Nov 29, 2022 - Health

HHS moves to overhaul privacy rules for substance abuse patients

Illustration of the US Capitol forming the top of a red cross symbol.

Illustration: Shoshana Gordon/Axios

The federal health department is trying to harmonize privacy protections covering the records of patients being treated for substance use disorder.

Why it matters: Syncing the landmark 1996 privacy law HIPAA with tougher standards Congress passed in the CARES Act more than two years ago could prevent instances in which providers unknowingly prescribe opioids as treatment for someone with a history of addiction.

Catch up quick: The Department of Health and Human Services on Monday put forward a rule aimed at aligning privacy protections known as 42 CFR Part 2 with HIPAA — a change behavioral health advocates have said it a critical step to confronting the opioid crisis.

  • The issue became a focus in 2016, after the overdose death of a patient who was prescribed oxycodone after a hip surgery by doctors who didn’t know she was in recovery for a substance use disorder.
  • A 2017 report based on interviews with more than 100 health care providers in Oregon found Part 2 inhibited information sharing and was “poorly understood” and “a source of legal confusion.”
  • But Congress didn’t address this until a provision was folded into the CARES Act.
  • More than 100,000 people in the U.S. died from overdose deaths in the first year of the pandemic, per provisional CDC data.

Details: To facilitate information sharing between providers, HHS on Monday proposed requiring one-time patient consent for disclosure of treatment and allowing HIPAA-covered entities to access those records.

  • The HHS rule would also give patients the right to know where and when their information was disclosed and to request restrictions on what providers are allowed to know.
  • It would further prohibit courts from using Part 2 records against the patient in civil or criminal proceedings.
  • Violations would be subject to HIPAA fines and criminal penalties, with a complaint process established to provide oversight when the law is broken.
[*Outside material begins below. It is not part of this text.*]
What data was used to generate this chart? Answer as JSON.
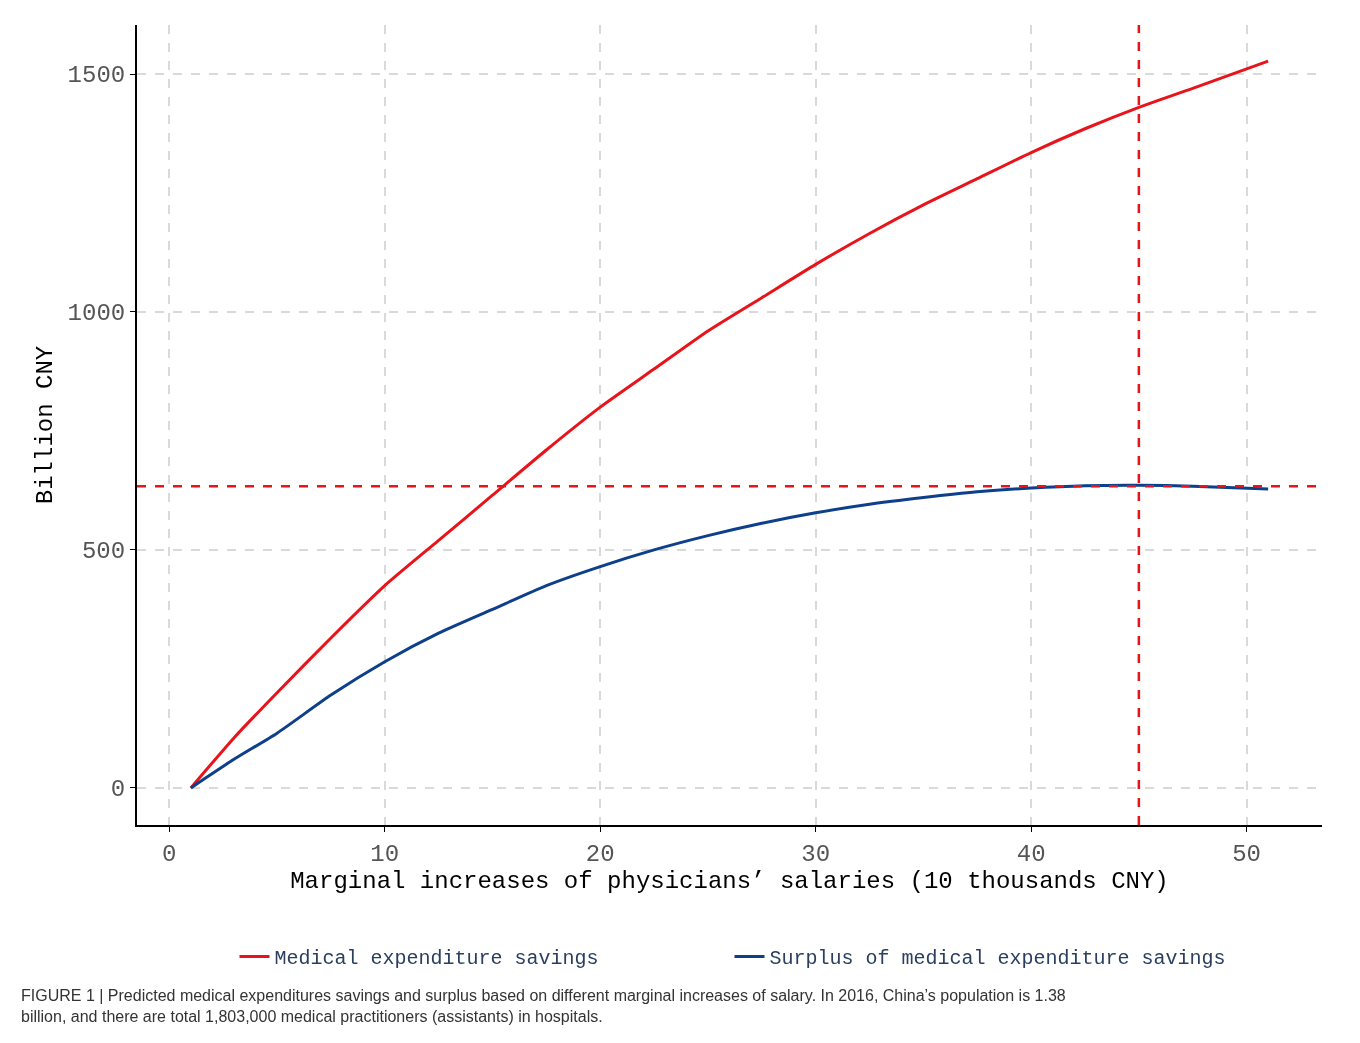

There are no such provisions in the Part 2 regulations.

What they’re saying: The suggested changes would address the fragmented coordination of care and discourage negative stereotypes and slow treatment people with substance use disorders face, said HHS Secretary Xavier Becerra in a statement.

  • Aligning the law with HIPAA doesn’t mean providers will just “open up and share records with the world,” Maeghan Gilmore, vice president of government affairs for the Association for Behavioral Health and Wellness, told Axios.
  • “It’s really about, ‘How can health care providers and health care teams provide the best care for individuals and not treat substance use disorder differently than mental health or other medical issues?’”

Where it stands: The proposed rule will be published on Friday and be open to public comment for 60 days.